# Estabelecimento Prisional



## Ediroa

A quién pueda ayudarme 

¿cómo se dice "Estabelecimiento Prisional Regional" en español?

Sé que es una cárcel o prisión, pero es que como el nombre es tan largo ando un poco despistada. Se me hace raro traducirlo simplemente como cárcel o prisión.

¡Gracias!


----------



## Grekh

Prisión municipal podría ser una opción


----------



## Vanda

Ediroa, você deseja uma palavra em espanhol mesmo, não é? Quando for assim, você pode postar diretamente no fórum Solo Español onde mais nativos estão habilitados a ajudá-la, ok?


----------



## Ediroa

Tá, muito obrigado.


----------



## Ediroa

Grekh, muchas gracias, creo que podría traducirlo así.


----------



## Lems

Ediroa said:
			
		

> A quién pueda ayudarme
> 
> ¿cómo se dice "Estabelecimiento Prisional Regional" en español?
> 
> Sé que es una cárcel o prisión, pero es que como el nombre es tan largo ando un poco despistada. Se me hace raro traducirlo simplemente como cárcel o prisión.
> 
> ¡Gracias!


¡Hola, Ediroa!

Así es como la mídia actual en Brasil hace: decir cosas sencillas de forma rebuscada para parecer más inteligente...  

Lems
_________________
Casamento é uma relação de duas pessoas na qual uma delas está sempre certa e a outra é o marido!


----------



## Ediroa

Muy bueno Lems! rsrsrsrs


----------



## Natividad Martinez-Lazaro

También en España nos gusta poner nombres rimbombantes. Las cárceles se llaman ahora centros penitenciarios. Así que yo lo traduciria por "Centro Penitenciario Regional". No municipal, porque la región es un territorio mayor que el de un municipio; generalmente una región está formada por varios municipios.
Espero que te sirva.


----------



## Ediroa

Gracias Nati!
Me gusta eso de "Centro Penitenciario" sobre lo de regional o municipal no sabría qué decirte porque la frase continuaba "...Instalado na Policia Judiaciária de Lisboa". A lo mejor tienes alguna otra sugerencia.


----------



## Natividad Martinez-Lazaro

Creo que como en portugués está dicho regional habría que traducirlo por regional.
Por otra parte es muy raro que haya una carcel para un sólo municipio.
Saludos


----------



## Tomby

*Centro Penitenciario* ou popularmente *prisión *ou* cárcel*.
"Talego" (gíria gatuna).


----------



## Ediroa

Tombatossals said:
			
		

> *Centro Penitenciario* ou popularmente *prisión *ou* cárcel*.
> "Talego" (gíria gatuna).



Creo que al final voy a poner Centro Penitenciario. Talego me parece ligeramente informal para un sumario judicial .

¡Gracias!


----------



## araceli

estabelecimento


----------



## Ediroa

araceli said:
			
		

> estabelecimento


 
Hola Araceli,
no entiendo lo que quieres decir con lo que has escrito, ¿podrías explicármelo?   

Salu2


----------



## araceli

Hola Ediroa:

Es para corregir estabelecimiento.
Tenemos los signos   y  
Saludos.


----------



## Ediroa

Ahhh vale, ya he visto donde está el error, ¡gracias! 

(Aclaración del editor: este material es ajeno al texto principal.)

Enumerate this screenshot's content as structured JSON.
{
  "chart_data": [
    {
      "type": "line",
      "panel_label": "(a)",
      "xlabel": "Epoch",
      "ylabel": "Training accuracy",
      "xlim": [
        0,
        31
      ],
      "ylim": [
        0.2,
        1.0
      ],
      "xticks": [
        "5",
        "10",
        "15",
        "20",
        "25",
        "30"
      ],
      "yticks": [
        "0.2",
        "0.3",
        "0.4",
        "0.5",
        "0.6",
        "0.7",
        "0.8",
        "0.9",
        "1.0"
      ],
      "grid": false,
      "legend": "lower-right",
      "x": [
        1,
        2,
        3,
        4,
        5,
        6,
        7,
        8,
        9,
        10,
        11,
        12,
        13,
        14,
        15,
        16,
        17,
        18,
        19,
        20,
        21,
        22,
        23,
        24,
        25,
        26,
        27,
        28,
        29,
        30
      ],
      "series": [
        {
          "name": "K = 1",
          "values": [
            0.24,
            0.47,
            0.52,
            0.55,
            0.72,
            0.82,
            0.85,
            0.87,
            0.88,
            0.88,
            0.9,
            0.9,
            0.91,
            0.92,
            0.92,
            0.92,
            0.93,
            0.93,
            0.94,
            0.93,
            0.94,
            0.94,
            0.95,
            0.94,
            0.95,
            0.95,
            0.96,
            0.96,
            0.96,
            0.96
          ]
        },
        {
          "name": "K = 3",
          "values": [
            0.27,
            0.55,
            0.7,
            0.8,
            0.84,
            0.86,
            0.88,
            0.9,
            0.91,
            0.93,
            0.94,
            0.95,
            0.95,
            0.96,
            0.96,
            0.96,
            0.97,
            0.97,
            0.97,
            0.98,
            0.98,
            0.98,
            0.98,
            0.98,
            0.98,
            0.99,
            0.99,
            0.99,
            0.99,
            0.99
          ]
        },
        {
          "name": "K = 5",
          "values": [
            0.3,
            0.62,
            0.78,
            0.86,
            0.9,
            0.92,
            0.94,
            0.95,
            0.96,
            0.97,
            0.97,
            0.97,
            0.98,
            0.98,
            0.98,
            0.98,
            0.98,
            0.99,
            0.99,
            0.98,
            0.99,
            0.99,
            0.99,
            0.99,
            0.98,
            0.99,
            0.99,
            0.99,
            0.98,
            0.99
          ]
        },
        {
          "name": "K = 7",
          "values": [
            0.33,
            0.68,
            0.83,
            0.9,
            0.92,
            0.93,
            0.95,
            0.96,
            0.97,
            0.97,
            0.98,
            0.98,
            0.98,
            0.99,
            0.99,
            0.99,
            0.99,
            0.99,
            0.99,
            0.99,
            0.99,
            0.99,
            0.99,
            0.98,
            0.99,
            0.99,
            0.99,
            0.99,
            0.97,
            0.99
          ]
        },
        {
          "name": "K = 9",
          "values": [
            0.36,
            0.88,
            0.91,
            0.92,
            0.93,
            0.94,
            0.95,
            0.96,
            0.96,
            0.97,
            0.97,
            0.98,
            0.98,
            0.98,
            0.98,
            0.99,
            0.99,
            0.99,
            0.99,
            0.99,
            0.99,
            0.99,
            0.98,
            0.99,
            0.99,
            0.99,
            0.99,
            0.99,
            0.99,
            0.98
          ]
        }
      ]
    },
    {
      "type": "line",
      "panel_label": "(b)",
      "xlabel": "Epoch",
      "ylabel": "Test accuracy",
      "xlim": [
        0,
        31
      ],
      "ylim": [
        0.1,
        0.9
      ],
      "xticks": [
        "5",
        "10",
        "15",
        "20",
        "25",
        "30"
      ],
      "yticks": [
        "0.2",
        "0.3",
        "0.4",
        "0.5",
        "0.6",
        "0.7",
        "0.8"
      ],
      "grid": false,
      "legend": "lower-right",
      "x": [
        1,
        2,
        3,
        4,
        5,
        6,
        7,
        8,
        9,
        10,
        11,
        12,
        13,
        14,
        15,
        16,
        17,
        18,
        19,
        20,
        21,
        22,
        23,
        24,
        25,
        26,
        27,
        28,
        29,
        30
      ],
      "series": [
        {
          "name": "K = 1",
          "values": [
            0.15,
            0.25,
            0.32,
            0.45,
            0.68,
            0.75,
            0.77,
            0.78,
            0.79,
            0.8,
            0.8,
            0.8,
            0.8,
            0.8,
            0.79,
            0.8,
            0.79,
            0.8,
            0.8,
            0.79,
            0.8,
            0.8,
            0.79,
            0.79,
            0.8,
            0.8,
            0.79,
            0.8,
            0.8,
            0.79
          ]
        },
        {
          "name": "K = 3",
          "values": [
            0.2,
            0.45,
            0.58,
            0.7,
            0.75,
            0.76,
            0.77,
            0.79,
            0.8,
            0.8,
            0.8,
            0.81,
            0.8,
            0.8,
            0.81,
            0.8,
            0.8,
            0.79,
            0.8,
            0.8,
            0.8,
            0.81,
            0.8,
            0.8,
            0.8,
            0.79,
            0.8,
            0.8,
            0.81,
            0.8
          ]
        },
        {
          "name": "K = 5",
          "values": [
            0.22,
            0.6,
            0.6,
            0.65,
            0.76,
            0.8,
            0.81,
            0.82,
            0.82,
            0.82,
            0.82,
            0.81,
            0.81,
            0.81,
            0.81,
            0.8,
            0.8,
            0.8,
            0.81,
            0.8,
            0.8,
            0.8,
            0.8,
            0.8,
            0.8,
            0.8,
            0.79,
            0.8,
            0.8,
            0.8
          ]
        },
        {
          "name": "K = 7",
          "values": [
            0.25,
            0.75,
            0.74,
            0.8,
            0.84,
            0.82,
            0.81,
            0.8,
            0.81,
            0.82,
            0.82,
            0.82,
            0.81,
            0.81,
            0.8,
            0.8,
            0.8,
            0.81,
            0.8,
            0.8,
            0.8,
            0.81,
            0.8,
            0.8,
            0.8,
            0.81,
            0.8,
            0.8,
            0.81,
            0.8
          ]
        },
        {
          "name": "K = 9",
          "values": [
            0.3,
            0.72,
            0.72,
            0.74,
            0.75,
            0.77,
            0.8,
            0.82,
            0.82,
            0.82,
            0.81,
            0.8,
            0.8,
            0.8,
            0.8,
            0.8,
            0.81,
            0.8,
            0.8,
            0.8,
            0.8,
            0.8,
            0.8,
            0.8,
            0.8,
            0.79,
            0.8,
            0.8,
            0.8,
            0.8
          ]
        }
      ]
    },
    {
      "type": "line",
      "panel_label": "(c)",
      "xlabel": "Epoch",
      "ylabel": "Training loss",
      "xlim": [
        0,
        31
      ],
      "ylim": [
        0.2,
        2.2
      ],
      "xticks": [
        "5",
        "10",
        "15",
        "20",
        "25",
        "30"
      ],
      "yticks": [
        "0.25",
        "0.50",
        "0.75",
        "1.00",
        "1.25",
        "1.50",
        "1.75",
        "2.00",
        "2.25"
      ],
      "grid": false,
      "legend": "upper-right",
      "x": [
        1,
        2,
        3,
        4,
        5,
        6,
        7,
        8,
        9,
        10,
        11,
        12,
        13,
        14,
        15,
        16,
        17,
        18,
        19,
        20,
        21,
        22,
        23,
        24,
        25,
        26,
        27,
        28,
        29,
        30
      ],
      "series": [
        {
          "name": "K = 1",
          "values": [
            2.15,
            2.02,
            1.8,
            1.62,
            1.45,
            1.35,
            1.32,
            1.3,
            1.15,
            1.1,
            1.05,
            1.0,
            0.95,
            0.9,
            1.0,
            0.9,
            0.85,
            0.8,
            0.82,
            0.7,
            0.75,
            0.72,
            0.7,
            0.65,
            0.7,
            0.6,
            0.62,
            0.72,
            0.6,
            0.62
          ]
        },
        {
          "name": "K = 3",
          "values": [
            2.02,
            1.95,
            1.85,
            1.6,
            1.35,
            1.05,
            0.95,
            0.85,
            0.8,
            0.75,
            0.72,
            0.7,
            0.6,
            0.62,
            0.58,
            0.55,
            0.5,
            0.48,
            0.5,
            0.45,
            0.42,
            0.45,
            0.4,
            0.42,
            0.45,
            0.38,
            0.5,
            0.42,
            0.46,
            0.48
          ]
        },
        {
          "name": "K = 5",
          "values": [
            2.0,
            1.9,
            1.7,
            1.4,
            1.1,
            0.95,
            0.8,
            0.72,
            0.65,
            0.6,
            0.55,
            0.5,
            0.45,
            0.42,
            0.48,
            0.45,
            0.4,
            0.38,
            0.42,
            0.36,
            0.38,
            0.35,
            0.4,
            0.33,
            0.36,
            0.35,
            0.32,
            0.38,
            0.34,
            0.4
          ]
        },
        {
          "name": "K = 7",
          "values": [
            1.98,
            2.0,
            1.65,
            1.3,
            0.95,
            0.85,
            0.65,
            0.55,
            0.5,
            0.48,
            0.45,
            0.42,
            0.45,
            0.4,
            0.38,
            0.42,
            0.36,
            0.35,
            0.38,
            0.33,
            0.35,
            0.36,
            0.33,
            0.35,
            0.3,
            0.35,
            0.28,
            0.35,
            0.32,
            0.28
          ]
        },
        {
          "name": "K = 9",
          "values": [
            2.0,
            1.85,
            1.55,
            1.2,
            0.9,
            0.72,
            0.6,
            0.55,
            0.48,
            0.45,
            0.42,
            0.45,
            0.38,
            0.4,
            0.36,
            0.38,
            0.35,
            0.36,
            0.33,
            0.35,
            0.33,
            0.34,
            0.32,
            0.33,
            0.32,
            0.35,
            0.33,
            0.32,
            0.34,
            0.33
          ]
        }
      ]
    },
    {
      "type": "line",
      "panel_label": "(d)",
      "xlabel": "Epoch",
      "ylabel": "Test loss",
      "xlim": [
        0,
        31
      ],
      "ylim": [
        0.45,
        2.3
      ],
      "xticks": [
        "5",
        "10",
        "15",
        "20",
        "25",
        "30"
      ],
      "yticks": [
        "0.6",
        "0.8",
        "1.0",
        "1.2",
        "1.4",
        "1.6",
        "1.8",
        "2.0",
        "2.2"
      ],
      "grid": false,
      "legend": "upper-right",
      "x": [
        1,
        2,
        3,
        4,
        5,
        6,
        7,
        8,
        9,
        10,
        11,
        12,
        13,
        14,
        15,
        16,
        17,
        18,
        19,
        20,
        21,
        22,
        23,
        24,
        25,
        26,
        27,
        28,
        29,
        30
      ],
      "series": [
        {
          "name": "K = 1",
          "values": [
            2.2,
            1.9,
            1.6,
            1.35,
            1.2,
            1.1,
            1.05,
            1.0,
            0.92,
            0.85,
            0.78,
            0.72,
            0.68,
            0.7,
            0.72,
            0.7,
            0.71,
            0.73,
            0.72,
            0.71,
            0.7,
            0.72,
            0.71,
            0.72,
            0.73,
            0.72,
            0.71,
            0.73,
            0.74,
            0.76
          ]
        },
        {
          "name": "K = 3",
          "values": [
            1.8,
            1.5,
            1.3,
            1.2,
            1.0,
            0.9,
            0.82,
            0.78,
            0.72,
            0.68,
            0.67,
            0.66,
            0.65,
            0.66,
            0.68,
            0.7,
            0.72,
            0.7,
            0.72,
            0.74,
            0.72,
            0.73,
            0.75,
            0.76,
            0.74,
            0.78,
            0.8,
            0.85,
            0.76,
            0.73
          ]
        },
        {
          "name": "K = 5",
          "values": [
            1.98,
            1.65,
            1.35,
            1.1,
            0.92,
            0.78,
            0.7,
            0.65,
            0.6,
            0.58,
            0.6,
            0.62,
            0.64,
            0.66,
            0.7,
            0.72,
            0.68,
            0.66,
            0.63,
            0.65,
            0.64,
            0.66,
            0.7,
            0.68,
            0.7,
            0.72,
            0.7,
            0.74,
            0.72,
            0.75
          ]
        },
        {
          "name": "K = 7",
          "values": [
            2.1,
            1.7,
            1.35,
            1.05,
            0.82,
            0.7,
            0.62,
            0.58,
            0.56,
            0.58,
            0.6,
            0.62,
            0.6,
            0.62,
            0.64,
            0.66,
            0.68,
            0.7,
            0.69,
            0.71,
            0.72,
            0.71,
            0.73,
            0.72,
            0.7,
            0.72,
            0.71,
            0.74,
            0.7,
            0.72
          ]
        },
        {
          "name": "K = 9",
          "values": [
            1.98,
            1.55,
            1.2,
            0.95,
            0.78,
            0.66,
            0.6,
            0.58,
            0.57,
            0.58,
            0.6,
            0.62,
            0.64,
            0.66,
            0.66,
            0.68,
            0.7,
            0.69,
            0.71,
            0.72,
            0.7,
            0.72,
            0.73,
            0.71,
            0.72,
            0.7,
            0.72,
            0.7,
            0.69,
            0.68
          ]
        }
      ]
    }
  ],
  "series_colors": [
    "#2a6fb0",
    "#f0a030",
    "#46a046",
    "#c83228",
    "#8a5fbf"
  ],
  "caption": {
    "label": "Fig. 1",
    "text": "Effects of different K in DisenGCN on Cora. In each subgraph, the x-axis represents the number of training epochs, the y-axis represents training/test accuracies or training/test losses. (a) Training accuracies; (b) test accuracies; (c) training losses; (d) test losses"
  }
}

¿Podrías entonces explicarme por qué hay dos grafías distintas en este hilo?: http://forum.wordreference.com/showthread.php?t=200097

Obrigado!


----------



## araceli

Interesante, aunque no es la misma palabra y, como dicen, la encontraron en un diccionario y en un escrito portugués...
Podría tratarse de un error, ¿por qué no? Hay errores que repetimos más de una vez.
Tal vez se trate de una jerga jurídica...
Yo lo que sé que la terminación -miento se transforma en *-mento* en portugués: *nascimento, sentimento, movimento*
Consulté en tres diccionarios, para verificar.
Saludos.


----------